10.07.2023 | 11:12 Uhr
In Litauen kommen am Dienstag die Nato-Staaten zusammen. Die Ukraine fordert vor dem Treffen eine klare Beitrittsperspektive, erklärt Sicherheitsexpertin Claudia Major im ZDF.

"Die Ukraine möchte einen klaren Fahrplan, eine Zusicherung, dass so ein Krieg nicht noch einmal passiert", so Claudia Major von der Stiftung Wissenschaft und Politik.

10.07.2023 | 04:33 min
Am Dienstag trifft sich die Nato in Litauen zum womöglich "wichtigsten Gipfel des Jahres". Erneut wird der Ukraine-Krieg das Treffen des Militärbündnisses bestimmen.

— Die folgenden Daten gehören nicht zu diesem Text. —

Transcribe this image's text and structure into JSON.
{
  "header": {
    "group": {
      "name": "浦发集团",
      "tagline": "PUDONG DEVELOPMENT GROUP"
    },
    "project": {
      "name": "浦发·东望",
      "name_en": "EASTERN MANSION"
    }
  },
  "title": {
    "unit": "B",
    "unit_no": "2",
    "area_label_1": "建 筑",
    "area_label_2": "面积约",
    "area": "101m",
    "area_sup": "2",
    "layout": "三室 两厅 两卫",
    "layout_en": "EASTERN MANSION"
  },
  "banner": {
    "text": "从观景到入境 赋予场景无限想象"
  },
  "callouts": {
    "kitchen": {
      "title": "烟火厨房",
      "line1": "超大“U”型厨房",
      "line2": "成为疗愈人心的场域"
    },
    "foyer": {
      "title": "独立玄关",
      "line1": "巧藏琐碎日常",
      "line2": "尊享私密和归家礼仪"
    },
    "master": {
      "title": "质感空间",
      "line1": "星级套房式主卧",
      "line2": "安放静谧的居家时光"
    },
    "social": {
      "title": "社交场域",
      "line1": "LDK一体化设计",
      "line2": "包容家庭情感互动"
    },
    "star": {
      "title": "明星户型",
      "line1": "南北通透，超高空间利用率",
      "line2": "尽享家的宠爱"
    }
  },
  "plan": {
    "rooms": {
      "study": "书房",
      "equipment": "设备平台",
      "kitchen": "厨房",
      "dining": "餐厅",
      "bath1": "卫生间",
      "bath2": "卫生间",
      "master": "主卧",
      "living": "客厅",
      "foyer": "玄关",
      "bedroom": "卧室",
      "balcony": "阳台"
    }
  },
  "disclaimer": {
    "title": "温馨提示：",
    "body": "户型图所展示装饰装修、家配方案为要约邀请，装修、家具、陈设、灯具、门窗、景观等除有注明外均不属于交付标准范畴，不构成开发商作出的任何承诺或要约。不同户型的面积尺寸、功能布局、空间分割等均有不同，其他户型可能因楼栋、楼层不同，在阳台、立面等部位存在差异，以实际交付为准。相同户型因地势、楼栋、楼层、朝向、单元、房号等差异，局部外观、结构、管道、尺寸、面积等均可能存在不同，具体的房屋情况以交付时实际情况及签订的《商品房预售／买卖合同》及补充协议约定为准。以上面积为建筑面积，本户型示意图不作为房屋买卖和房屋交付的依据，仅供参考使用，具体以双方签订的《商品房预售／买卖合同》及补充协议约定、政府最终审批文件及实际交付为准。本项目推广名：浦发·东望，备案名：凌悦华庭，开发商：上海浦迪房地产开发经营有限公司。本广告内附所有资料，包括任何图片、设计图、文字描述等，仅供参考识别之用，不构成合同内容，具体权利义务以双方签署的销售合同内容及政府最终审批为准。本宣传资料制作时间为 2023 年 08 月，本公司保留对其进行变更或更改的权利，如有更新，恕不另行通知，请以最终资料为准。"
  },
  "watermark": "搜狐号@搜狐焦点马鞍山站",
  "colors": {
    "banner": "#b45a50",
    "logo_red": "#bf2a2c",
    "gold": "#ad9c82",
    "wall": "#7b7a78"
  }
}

Major: Ukraine "vogelfrei"

Ob der ukrainische Präsident Wolodymyr Selenskyj anreist, ist noch ungewiss. Selenskyj hatte angekündigt, nur zu kommen, wenn Substanzielles für sein Land beschlossen werde. Dem US-Sender ABC sagte er:
Wir möchten, dass alle Entscheidungen während des Gipfels getroffen werden. Ich will nicht zum Spaß nach Vilnius fahren, wenn die Entscheidung schon vorher gefallen ist.
Wolodymyr Selenskyj
Doch was wird das Bündnis dem angegriffenen Land anbieten? "Das wissen wir noch nicht", sagt Militär- und Sicherheitsexpertin Claudia Major im ZDF Morgenmagazin - und dämpft Erwartungen auf große Würfe. Das lange Zögern der Allianz bei einer möglichen Nato-Aufnahme der Ukraine habe dafür gesorgt, dass das Land aktuell "vogelfrei ist".
"Wir sind Nato-reif", erklärt der ukrainische Botschafter in Deutschland im ZDF-Morgenmagazin:

10.07.2023 | 09:52 min

Gratwanderung für die Nato

So habe die Nato der Ukraine bereits 2008 eine Beitrittsperspektive gegeben, sei aber nie konkret geworden. Damit sei die Ukraine "in einer Art Grauzone geblieben", betont Major im ZDF. "So eine Art: du wirst mal irgendwann Nato-Mitglied, aber wann und wie wissen wir nicht."
Und diese Grauzone, dieses vogelfrei sein, hat ja auch dazu geführt, dass Russland die Ukraine angegriffen hat, weil sie diesen Schutz eben nicht hatte.
Claudia Major, Militärexpertin
Kiew erwartet laut Major nun einen "klaren Fahrplan" und damit verbunden die Zusicherung, dass so ein "Krieg nicht noch einmal passiert". Für die Nato jedoch sei das eine Gratwanderung - umso mehr Zugeständnisse die Nato-Staaten machten, desto höher sei das Risiko, dass "sie mit reingezogen werden in diesen Krieg - und dass sie so ein Verteidigungsversprechen auch wirklich praktisch, politisch und militärisch hinterlegen müssen".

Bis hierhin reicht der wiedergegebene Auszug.